We will review your AWS account using a combination of automated tools and manual testing, assessing the configuration against the security best practices from the Center for Information Security, and the NCSC. We will also check whether good security hygiene practices, such as managing user accounts, are in place.

All testing we will perform falls within the penetration testing activities AWS permits without prior notification to AWS.

AWS Pen-Test Checklist

  1. Protection of roles and user accounts in AWS:
    1. Password policies
    2. Appropriate onboarding and offboarding of employees
    3. Authentication controls in place
    4. Appropriate use of least-privilege
    5. Check for the existence of shared accounts
  2. Review of AWS Configuration to include:
    1. Identity and Access Management
    2. Audit logging
    3. Monitoring alerts
    4. Networking and Security group configuration
    5. Encryption of data at rest
    6. Use of appropriate TLS/SSL encryption
    7. S3 bucket configuration
    8. Elastic Search configuration
    9. EKS configuration
    10. RDS Configuration
    11. SNS Configuration
    12. Configuration of AWS Security monitoring features
    13. Review of trust boundaries with other AWS accounts
    14. Inadvertent public access to resources
    15. Inactive EC2 instances

Before we start any testing, we’ll agree on a formal testing Scope document with you.
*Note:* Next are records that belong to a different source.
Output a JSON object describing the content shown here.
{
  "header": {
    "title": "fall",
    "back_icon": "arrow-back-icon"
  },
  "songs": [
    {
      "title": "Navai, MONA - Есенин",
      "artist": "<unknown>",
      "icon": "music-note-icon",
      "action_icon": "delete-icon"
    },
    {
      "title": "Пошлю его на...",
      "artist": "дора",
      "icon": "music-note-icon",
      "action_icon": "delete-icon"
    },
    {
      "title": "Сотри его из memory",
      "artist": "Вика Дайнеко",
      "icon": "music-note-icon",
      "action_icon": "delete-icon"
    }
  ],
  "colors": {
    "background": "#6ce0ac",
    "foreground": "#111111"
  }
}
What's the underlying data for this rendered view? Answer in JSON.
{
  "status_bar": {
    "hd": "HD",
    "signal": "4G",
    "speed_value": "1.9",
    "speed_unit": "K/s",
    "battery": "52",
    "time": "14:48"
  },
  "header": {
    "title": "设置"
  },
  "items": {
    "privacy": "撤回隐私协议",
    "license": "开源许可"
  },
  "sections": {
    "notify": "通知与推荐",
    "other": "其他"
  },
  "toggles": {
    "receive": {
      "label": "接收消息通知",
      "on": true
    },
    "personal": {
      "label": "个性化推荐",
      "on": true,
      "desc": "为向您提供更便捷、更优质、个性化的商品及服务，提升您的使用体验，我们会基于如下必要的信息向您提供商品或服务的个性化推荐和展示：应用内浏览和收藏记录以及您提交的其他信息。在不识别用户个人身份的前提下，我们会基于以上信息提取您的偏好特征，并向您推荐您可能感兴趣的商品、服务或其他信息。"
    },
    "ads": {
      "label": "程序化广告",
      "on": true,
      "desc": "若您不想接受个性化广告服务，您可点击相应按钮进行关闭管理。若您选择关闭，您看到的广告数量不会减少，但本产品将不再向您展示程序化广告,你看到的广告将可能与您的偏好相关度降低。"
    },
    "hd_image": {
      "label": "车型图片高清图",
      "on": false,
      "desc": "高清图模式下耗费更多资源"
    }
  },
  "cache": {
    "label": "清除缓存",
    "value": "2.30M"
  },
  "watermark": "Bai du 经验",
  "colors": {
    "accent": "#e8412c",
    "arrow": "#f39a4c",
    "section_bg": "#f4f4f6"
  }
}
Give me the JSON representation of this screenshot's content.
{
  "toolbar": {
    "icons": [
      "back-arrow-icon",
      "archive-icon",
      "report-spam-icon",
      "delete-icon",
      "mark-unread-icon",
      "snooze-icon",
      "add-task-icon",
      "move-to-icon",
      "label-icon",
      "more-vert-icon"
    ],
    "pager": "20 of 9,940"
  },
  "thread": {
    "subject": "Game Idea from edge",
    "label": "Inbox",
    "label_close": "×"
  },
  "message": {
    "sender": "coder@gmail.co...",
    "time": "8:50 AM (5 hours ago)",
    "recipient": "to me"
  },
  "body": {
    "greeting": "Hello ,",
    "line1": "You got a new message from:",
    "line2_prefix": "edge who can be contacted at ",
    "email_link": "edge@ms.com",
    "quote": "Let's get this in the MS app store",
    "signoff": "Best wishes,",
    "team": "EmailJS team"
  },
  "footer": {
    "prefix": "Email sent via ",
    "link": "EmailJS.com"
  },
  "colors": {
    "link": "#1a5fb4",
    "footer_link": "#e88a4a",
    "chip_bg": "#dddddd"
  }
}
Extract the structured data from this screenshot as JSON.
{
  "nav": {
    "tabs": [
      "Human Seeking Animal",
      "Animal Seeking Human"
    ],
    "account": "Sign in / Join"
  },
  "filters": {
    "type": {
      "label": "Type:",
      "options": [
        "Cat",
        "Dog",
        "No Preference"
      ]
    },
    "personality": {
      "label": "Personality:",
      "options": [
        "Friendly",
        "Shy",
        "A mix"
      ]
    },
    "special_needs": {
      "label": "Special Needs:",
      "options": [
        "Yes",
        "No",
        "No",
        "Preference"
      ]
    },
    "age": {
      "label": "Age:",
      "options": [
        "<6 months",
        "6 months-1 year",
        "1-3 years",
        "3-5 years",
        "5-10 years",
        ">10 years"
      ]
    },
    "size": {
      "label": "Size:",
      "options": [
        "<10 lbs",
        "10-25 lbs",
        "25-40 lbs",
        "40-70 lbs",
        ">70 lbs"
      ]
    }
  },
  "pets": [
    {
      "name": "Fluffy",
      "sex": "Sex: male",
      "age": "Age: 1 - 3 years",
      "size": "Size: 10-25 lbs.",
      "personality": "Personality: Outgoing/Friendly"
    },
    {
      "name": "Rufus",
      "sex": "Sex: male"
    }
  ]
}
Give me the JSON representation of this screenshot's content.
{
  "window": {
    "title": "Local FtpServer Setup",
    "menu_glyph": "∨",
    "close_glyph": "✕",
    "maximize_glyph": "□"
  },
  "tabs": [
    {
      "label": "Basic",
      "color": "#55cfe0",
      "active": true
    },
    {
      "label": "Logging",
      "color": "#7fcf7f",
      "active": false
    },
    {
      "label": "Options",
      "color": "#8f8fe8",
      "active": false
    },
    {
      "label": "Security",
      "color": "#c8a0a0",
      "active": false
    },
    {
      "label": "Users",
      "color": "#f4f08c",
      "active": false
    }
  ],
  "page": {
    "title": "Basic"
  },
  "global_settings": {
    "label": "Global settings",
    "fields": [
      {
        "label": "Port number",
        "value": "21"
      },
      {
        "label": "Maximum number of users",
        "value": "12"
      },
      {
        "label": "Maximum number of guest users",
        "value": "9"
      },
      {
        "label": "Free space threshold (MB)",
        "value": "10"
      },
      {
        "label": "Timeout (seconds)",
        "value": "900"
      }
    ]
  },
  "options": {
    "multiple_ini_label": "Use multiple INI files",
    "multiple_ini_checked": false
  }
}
In this, we’ll agree on the AWS accounts that are in-scope and how we will access your accounts’ configuration.

Due to the complex and varied nature of people’s usage of AWS, following the testing, we will explore some of the findings with you in a meeting to provide us with the situational awareness to provide recommendations relevant to your specific use of AWS.

Once our testing is complete, we’ll provide you with a report with detailed findings, their impact and how to fix them. We can also provide consultancy to help fix these if that is useful to you.